How A $12 Federal Minimum Wage Hurts ‘The Engine of the Economy’

What one thing could cut economic output by $2 trillion through the loss of 1.8 million jobs over the next decade?

Raising the federal minimum wage to $12 per hour.

Hey guys, Kristin Tate here to talk to you about what a bad idea it is to raise the federal minimum wage.

A new report from the National Federation of Independent Businesses is further evidence to support what we, as capitalists, already know.

Raising the minimum wage not only hurts employers, but employees as well, and the economy overall.

3.3 percent of all hourly employees earn the current federal minimum wage of $7.25 an hour.

A $12 minimum wage would increase cost of labor for those workers by 65 percent, with no guarantee that the value those workers bring to the business would increase.

Because that’s what wage should be measured on—the value you bring to the market place.

Here’s the cold hard truth: according to the report, 57 percent of the jobs that would disappear, as a result of raising the minimum wage to $12 an hour, would come from small businesses.

You know, those ones that you’ve been hearing politicians say power the economy?

Both Trump and Clinton have said they would support increasing the federal minimum wage. Clinton directly supporting an increase to $12 per hour, while Trump hasn’t been explicit about what amount he would want to enforce.

Look, minimum wage laws hold back businesses and workers.

Workers should be able to negotiate their wage based on the value they bring to the workplace and employers should pay based on that value.

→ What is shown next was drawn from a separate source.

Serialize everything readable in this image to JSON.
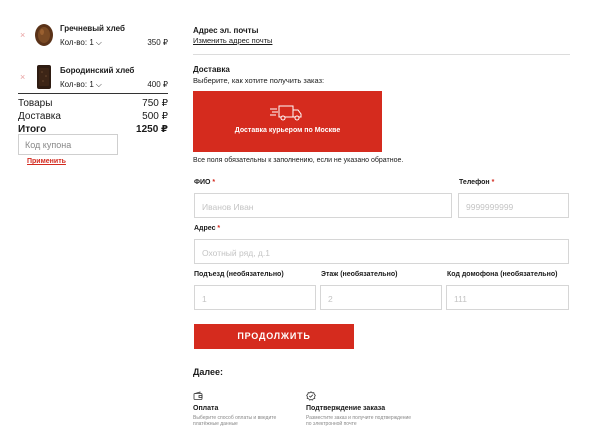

Bottom line here, regulation like minimum wage stifles business and innovation. Let’s stop pretending that enforcing a minimum wage is actually going to help the economy.

Because it won’t.

  • Real Estate Guy

    Holy shit this is terrible. An Econ 101 course at a community college would disabuse you of this bizarre, unsubstantiated mythology.

  • MichiganFreedom

    How are the workers going to negotiate their wage? The businesses have all the power in the transaction. If you look at workers wages 40 years ago in comparison to the profit made by their employers you’ll find that companies have increasingly been taking advantage of the availability of people to gouge workers. If you really want to make a difference in the economy, influence the world to go back to one gender going into the work force while the other gender takes care of the home, and pay the workers according to their real value to the business. There are a lot of people in offices producing nothing.

    • J. Matthew Bennett

      It’s not necessarily true that business have all the power when it comes to the employer/employee relationship. If the employee is valuable, then he should be compensated accordingly. It might be true that his current employer may be unwilling to compensate him appropriately, but that is precisely why competition is so important in the marketplace. Insofar as the marketplace remains competitive, employees will always have the ability to bargain for a higher wage.

      It is also a fallacy to assume that workers are being taken advantage of by their employers today anymore than they were 40 years ago. It might be true that their profit margins have greatly increased, but that isn’t proof that workers are not being satisfactorily compensated. According to American Enterprise Institute, in the last 40 years, and after adjusting for inflation, the percentage of six-figure income earners has been increasing, while those making less than $100,000 has been declining.